Weekly Economic Trends and Indicators
In this first of a two-part series summarizing the economic news of 2025, we look at what was probably the most significant event of the year—the large increase in tariffs across a variety of countries and goods.
Talk of tariffs began during the 2024 presidential campaign, so the change in policy was not unexpected. What was a surprise to market participants was the sheer size of the tariff increases as they were initially announced. The April 2nd announcement sent shock waves through the market and caused many to speculate on the possibility of an inflation spike, a recession, or both.
However, readers of this blog will remember that while we acknowledged the risks, the most dire outcomes were not a foregone conclusion. The tariffs announced in April were, in many cases, the opening round of negotiations that continue even now. While substantial tariffs remain, many of them have been delayed or lowered after new deals were negotiated.
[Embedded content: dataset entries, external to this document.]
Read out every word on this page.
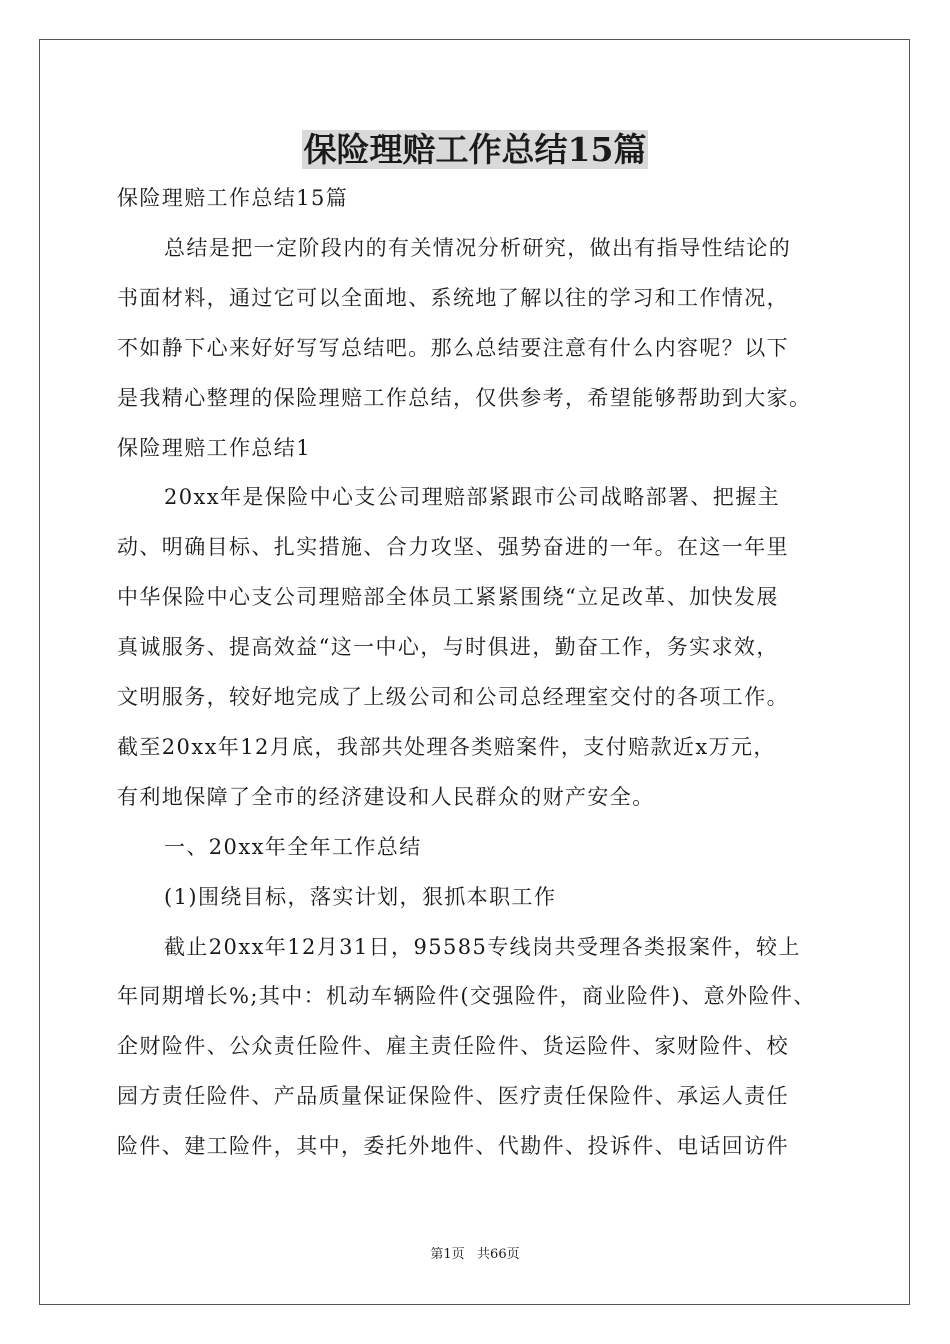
保险理赔工作总结15篇
保险理赔工作总结15篇
总结是把一定阶段内的有关情况分析研究，做出有指导性结论的
书面材料，通过它可以全面地、系统地了解以往的学习和工作情况，
不如静下心来好好写写总结吧。那么总结要注意有什么内容呢？以下
是我精心整理的保险理赔工作总结，仅供参考，希望能够帮助到大家。
保险理赔工作总结1
20xx年是保险中心支公司理赔部紧跟市公司战略部署、把握主
动、明确目标、扎实措施、合力攻坚、强势奋进的一年。在这一年里
中华保险中心支公司理赔部全体员工紧紧围绕“立足改革、加快发展
真诚服务、提高效益“这一中心，与时俱进，勤奋工作，务实求效，
文明服务，较好地完成了上级公司和公司总经理室交付的各项工作。
截至20xx年12月底，我部共处理各类赔案件，支付赔款近x万元，
有利地保障了全市的经济建设和人民群众的财产安全。
一、20xx年全年工作总结
(1)围绕目标，落实计划，狠抓本职工作
截止20xx年12月31日，95585专线岗共受理各类报案件，较上
年同期增长%;其中：机动车辆险件(交强险件，商业险件)、意外险件、
企财险件、公众责任险件、雇主责任险件、货运险件、家财险件、校
园方责任险件、产品质量保证保险件、医疗责任保险件、承运人责任
险件、建工险件，其中，委托外地件、代勘件、投诉件、电话回访件
第1页   共66页
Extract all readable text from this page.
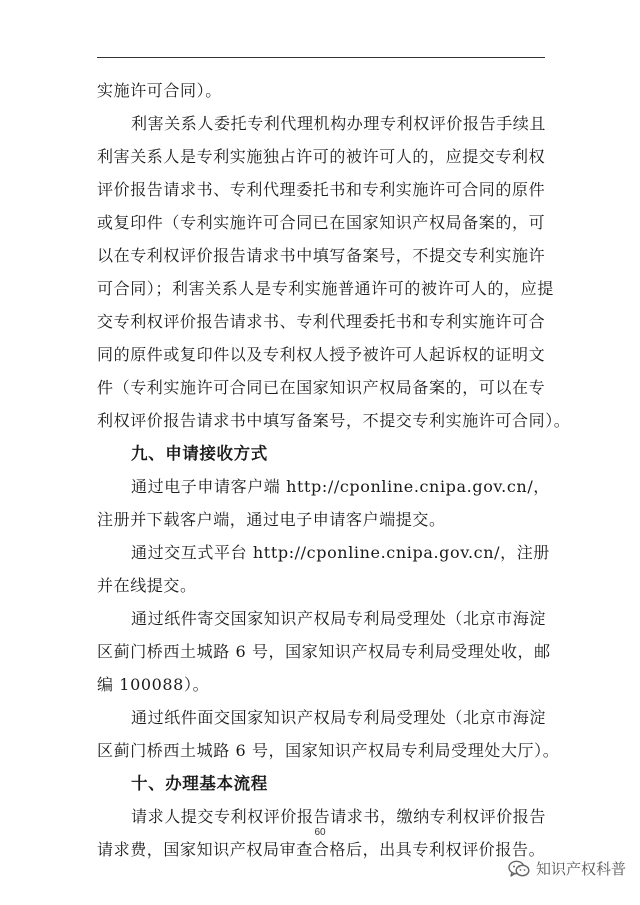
实施许可合同）。
利害关系人委托专利代理机构办理专利权评价报告手续且
利害关系人是专利实施独占许可的被许可人的，应提交专利权
评价报告请求书、专利代理委托书和专利实施许可合同的原件
或复印件（专利实施许可合同已在国家知识产权局备案的，可
以在专利权评价报告请求书中填写备案号，不提交专利实施许
可合同）；利害关系人是专利实施普通许可的被许可人的，应提
交专利权评价报告请求书、专利代理委托书和专利实施许可合
同的原件或复印件以及专利权人授予被许可人起诉权的证明文
件（专利实施许可合同已在国家知识产权局备案的，可以在专
利权评价报告请求书中填写备案号，不提交专利实施许可合同）。
九、申请接收方式
通过电子申请客户端 http://cponline.cnipa.gov.cn/，
注册并下载客户端，通过电子申请客户端提交。
通过交互式平台 http://cponline.cnipa.gov.cn/，注册
并在线提交。
通过纸件寄交国家知识产权局专利局受理处（北京市海淀
区蓟门桥西土城路 6 号，国家知识产权局专利局受理处收，邮
编 100088）。
通过纸件面交国家知识产权局专利局受理处（北京市海淀
区蓟门桥西土城路 6 号，国家知识产权局专利局受理处大厅）。
十、办理基本流程
请求人提交专利权评价报告请求书，缴纳专利权评价报告
请求费，国家知识产权局审查合格后，出具专利权评价报告。
60
知识产权科普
Businesses are also very resourceful and have been able to gradually offset the effects of tariffs, first by importing ahead of the effective date of the tariffs, then by sourcing products domestically or from countries with lower tariffs. Some prices have increased, and this has contributed to the stubbornness of inflation in some sectors. Nevertheless, there has not been a large spike in prices across the board.
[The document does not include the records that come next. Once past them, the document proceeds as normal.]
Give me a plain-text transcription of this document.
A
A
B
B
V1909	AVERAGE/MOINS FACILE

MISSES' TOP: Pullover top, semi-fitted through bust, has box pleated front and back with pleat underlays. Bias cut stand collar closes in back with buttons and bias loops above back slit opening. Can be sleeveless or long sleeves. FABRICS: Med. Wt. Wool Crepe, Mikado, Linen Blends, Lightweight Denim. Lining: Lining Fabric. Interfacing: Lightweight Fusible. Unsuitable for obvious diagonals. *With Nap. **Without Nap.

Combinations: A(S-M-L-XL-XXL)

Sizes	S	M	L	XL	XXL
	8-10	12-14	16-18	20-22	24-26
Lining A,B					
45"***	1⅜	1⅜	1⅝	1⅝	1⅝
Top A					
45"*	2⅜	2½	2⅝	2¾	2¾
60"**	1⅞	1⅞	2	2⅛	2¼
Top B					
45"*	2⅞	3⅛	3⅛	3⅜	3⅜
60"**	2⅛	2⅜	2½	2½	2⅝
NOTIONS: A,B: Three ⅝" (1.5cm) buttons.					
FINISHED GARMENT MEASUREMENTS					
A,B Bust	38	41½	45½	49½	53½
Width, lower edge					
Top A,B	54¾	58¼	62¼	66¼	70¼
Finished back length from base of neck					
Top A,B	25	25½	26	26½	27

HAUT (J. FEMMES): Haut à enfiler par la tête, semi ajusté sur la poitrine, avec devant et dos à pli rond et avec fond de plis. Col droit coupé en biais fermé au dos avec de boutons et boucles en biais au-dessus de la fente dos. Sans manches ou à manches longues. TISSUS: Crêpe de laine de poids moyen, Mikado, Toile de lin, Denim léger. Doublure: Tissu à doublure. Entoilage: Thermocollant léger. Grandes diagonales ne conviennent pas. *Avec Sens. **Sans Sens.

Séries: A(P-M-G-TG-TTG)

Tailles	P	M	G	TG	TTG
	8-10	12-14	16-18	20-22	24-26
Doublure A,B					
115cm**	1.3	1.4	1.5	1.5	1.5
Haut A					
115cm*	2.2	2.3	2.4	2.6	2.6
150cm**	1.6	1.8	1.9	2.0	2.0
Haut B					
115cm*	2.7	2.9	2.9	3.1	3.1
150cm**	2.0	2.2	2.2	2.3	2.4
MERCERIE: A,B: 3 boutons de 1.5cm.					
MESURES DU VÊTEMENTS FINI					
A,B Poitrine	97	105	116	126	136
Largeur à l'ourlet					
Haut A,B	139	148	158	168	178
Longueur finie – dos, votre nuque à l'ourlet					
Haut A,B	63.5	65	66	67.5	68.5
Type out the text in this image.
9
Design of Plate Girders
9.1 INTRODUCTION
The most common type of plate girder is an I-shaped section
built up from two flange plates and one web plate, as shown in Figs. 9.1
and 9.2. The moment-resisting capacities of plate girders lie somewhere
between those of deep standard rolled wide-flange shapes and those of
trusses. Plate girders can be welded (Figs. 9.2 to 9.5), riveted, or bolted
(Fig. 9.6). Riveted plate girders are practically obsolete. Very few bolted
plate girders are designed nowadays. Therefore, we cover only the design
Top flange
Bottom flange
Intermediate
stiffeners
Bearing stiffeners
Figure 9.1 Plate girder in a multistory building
How does this affect the Quad Cities economy? Our regional economy is more reliant on global trade the most metro areas across the country. Some companies will benefit from the protection from foreign competition. However, we also have many companies which depend on the ability to import intermediate goods and sell finished goods to the rest of the world. Thus, there will be both gains and losses. As we found in our latest Business Outlook Survey, about one-third of businesses responding reported altering their business decisions as a result of tariffs this year. We also saw that more companies reported a negative impact than a positive one. Overall, the macro impact is likely to be slightly negative, but with vastly different impacts (from slightly positive to very negative) across firms.
Has enough time passed since the tariff announcements to be able to make a final assessment on the impact of tariffs nationally and locally? Not yet, but we have learned a few things over the last several months.
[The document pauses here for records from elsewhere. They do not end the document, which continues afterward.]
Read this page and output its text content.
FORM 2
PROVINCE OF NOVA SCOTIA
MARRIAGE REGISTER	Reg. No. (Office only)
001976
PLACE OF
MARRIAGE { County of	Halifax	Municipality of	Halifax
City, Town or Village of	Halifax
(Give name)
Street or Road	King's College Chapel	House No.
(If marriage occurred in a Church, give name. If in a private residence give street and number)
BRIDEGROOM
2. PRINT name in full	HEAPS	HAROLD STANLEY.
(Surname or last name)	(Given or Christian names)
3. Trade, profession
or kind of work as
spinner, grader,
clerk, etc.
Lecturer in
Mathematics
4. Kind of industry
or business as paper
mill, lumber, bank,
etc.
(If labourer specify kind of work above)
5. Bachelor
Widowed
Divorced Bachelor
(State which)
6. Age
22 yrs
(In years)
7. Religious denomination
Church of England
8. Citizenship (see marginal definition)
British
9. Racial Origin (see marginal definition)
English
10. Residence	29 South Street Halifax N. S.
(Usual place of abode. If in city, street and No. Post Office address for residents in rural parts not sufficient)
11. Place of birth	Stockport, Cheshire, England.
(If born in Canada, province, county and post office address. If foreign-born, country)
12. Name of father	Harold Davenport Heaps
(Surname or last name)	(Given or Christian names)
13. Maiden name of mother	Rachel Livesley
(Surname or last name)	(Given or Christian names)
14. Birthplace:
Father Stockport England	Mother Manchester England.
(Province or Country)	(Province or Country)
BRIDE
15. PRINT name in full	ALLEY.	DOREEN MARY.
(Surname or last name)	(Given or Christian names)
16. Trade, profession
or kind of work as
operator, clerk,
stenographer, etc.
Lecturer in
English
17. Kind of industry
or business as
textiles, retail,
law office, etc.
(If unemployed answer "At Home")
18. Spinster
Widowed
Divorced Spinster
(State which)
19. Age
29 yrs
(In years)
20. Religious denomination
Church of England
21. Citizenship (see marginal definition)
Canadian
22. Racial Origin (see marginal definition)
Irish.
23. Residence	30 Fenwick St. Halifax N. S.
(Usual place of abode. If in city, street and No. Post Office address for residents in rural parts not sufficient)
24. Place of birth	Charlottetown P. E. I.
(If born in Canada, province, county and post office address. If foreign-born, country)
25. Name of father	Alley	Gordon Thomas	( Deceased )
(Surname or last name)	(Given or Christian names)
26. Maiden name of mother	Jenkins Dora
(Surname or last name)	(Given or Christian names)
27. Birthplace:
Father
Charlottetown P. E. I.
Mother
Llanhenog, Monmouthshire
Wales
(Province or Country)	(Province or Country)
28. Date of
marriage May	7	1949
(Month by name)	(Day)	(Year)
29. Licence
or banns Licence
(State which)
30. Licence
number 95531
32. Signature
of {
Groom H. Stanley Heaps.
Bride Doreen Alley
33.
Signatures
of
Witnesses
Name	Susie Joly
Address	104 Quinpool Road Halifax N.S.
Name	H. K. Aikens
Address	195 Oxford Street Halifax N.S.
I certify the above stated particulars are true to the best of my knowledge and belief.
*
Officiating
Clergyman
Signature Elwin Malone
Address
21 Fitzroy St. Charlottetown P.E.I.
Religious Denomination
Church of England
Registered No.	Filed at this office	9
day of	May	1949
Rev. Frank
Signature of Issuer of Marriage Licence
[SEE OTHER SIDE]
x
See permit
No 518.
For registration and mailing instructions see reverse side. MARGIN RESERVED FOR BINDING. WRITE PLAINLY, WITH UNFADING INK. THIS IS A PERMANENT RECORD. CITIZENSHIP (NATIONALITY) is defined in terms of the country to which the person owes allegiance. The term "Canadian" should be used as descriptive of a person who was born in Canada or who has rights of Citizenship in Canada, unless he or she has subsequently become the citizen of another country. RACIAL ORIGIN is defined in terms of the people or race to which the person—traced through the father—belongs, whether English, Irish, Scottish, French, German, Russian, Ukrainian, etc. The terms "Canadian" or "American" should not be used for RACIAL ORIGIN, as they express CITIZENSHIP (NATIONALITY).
First, estimates of federal government revenue for FY25 (which ended on September 30) are now available. Tariffs accounted for about 3.6% of revenue (about $190 billion—right on track with what we predicted on this blog in April). This is roughly double the previous level which hovered between 1% and 2% of revenue for many years. FY26 tariff revenue is already on track to approach $300 billion this year, and assuming tariff rates remain at current levels (not guaranteed due to continued negotiations) this could put tariff revenue at around 5% of federal revenue. That would still be one of the smallest categories of revenue—well below individual income taxes which account for about 50% of revenue.
Additionally, the fact that many firms have started to adjust to the new environment (for better or for worse, depending on the goods they sell) suggests that the most disruptive effects of the tariff announcements are behind us. There most likely will be a price to pay in terms of lost efficiency which may take a few tenths of a percent off GDP growth over a period of time. Had the initially announced tariffs stood, the short-term macro effects could have been more serious. The economy in 2025 was strong enough to weather the additional headwind. However, the initial disruptions stand as a warning that a change to the structure of tariffs that would actually close the trade deficit or replace other forms of taxes as a revenue stream would have significant consequences. As it stands now, 2026 will likely be a year of continued adjustment to the new conditions.